Re: [RFC 0/8] Define coherent device memory node

From: Jerome Glisse
Date: Tue Oct 25 2016 - 11:21:33 EST


On Tue, Oct 25, 2016 at 11:07:39PM +1100, Balbir Singh wrote:
> On 25/10/16 04:09, Jerome Glisse wrote:
> > On Mon, Oct 24, 2016 at 10:01:49AM +0530, Anshuman Khandual wrote:
> >
> >> [...]
> >
> >> Core kernel memory features like reclamation, evictions etc. might
> >> need to be restricted or modified on the coherent device memory node as
> >> they can be performance limiting. The RFC does not propose anything on this
> >> yet but it can be looked into later on. For now it just disables Auto NUMA
> >> for any VMA which has coherent device memory.
> >>
> >> Seamless integration of coherent device memory with system memory
> >> will enable various other features, some of which can be listed as follows.
> >>
> >> a. Seamless migrations between system RAM and the coherent memory
> >> b. Will have asynchronous and high throughput migrations
> >> c. Be able to allocate huge order pages from these memory regions
> >> d.
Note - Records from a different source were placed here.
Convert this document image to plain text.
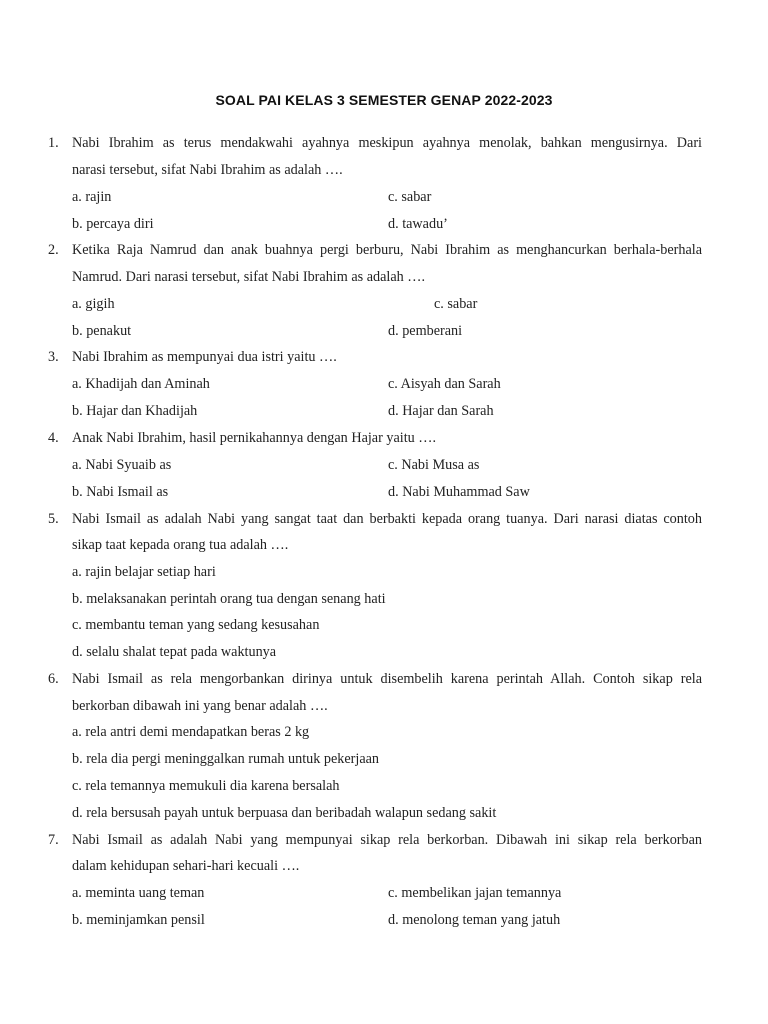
SOAL PAI KELAS 3 SEMESTER GENAP 2022-2023
1. Nabi Ibrahim as terus mendakwahi ayahnya meskipun ayahnya menolak, bahkan mengusirnya. Dari
narasi tersebut, sifat Nabi Ibrahim as adalah ….
a. rajin	c. sabar
b. percaya diri	d. tawadu’
2. Ketika Raja Namrud dan anak buahnya pergi berburu, Nabi Ibrahim as menghancurkan berhala-berhala
Namrud. Dari narasi tersebut, sifat Nabi Ibrahim as adalah ….
a. gigih	c. sabar
b. penakut	d. pemberani
3. Nabi Ibrahim as mempunyai dua istri yaitu ….
a. Khadijah dan Aminah	c. Aisyah dan Sarah
b. Hajar dan Khadijah	d. Hajar dan Sarah
4. Anak Nabi Ibrahim, hasil pernikahannya dengan Hajar yaitu ….
a. Nabi Syuaib as	c. Nabi Musa as
b. Nabi Ismail as	d. Nabi Muhammad Saw
5. Nabi Ismail as adalah Nabi yang sangat taat dan berbakti kepada orang tuanya. Dari narasi diatas contoh
sikap taat kepada orang tua adalah ….
a. rajin belajar setiap hari
b. melaksanakan perintah orang tua dengan senang hati
c. membantu teman yang sedang kesusahan
d. selalu shalat tepat pada waktunya
6. Nabi Ismail as rela mengorbankan dirinya untuk disembelih karena perintah Allah. Contoh sikap rela
berkorban dibawah ini yang benar adalah ….
a. rela antri demi mendapatkan beras 2 kg
b. rela dia pergi meninggalkan rumah untuk pekerjaan
c. rela temannya memukuli dia karena bersalah
d. rela bersusah payah untuk berpuasa dan beribadah walapun sedang sakit
7. Nabi Ismail as adalah Nabi yang mempunyai sikap rela berkorban. Dibawah ini sikap rela berkorban
dalam kehidupan sehari-hari kecuali ….
a. meminta uang teman	c. membelikan jajan temannya
b. meminjamkan pensil	d. menolong teman yang jatuh
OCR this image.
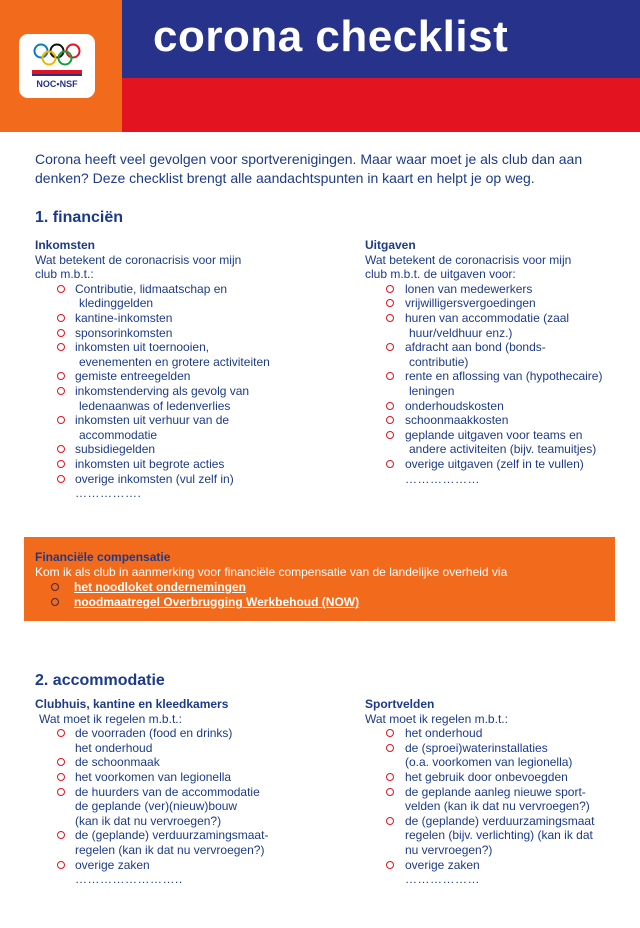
NOC•NSF
corona checklist
Corona heeft veel gevolgen voor sportverenigingen. Maar waar moet je als club dan aan denken? Deze checklist brengt alle aandachtspunten in kaart en helpt je op weg.
1. financiën
Inkomsten
Wat betekent de coronacrisis voor mijn
club m.b.t.:
Contributie, lidmaatschap en
kledinggelden
kantine-inkomsten
sponsorinkomsten
inkomsten uit toernooien,
evenementen en grotere activiteiten
gemiste entreegelden
inkomstenderving als gevolg van
ledenaanwas of ledenverlies
inkomsten uit verhuur van de
accommodatie
subsidiegelden
inkomsten uit begrote acties
overige inkomsten (vul zelf in)
…………….
Uitgaven
Wat betekent de coronacrisis voor mijn
club m.b.t. de uitgaven voor:
lonen van medewerkers
vrijwilligersvergoedingen
huren van accommodatie (zaal
huur/veldhuur enz.)
afdracht aan bond (bonds-
contributie)
rente en aflossing van (hypothecaire)
leningen
onderhoudskosten
schoonmaakkosten
geplande uitgaven voor teams en
andere activiteiten (bijv. teamuitjes)
overige uitgaven (zelf in te vullen)
………………
Financiële compensatie
Kom ik als club in aanmerking voor financiële compensatie van de landelijke overheid via
het noodloket ondernemingen
noodmaatregel Overbrugging Werkbehoud (NOW)
2. accommodatie
Clubhuis, kantine en kleedkamers
Wat moet ik regelen m.b.t.:
de voorraden (food en drinks)
het onderhoud
de schoonmaak
het voorkomen van legionella
de huurders van de accommodatie
de geplande (ver)(nieuw)bouw
(kan ik dat nu vervroegen?)
de (geplande) verduurzamingsmaat-
regelen (kan ik dat nu vervroegen?)
overige zaken
……………………..
Sportvelden
Wat moet ik regelen m.b.t.:
het onderhoud
de (sproei)waterinstallaties
(o.a. voorkomen van legionella)
het gebruik door onbevoegden
de geplande aanleg nieuwe sport-
velden (kan ik dat nu vervroegen?)
de (geplande) verduurzamingsmaat
regelen (bijv. verlichting) (kan ik dat
nu vervroegen?)
overige zaken
………………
Restrict allocations to a large extent to the tasks using the
> >> device for workload acceleration
> >>
> >> Before concluding, will look into the reasons why the existing
> >> solutions don't work. There are two basic requirements which have to be
> >> satisfies before the coherent device memory can be integrated with core
> >> kernel seamlessly.
> >>
> >> a. PFN must have struct page
> >> b. Struct page must able to be inside standard LRU lists
> >>
> >> The above two basic requirements discard the existing method of
> >> device memory representation approaches like these which then requires the
> >> need of creating a new framework.
> >
> > I do not believe the LRU list is a hard requirement, yes when faulting in
> > a page inside the page cache it assumes it needs to be added to lru list.
> > But i think this can easily be work around.
> >
> > In HMM i am using ZONE_DEVICE and because memory is not accessible from CPU
> > (not everyone is bless with decent system bus like CAPI, CCIX, Gen-Z, ...)
> > so in my case a file back page must always be spawn first from a regular
> > page and once read from disk then i can migrate to GPU page.
> >
>
> I've not seen the HMM patchset, but read from disk will go to ZONE_DEVICE?
> Then get migrated?

Because in my case device memory is not accessible by anything except the device
(not entirely true but for sake of design it is) any page read from disk will be
first read into regular page (from regular system memory). It is only once it is
uptodate and in page cache that it can be migrated to a ZONE_DEVICE page.

So read from disk use an intermediary page. Write back is kind of the same i plan
on using a bounce page by leveraging existing bio bounce infrastructure.

Cheers,
Jérôme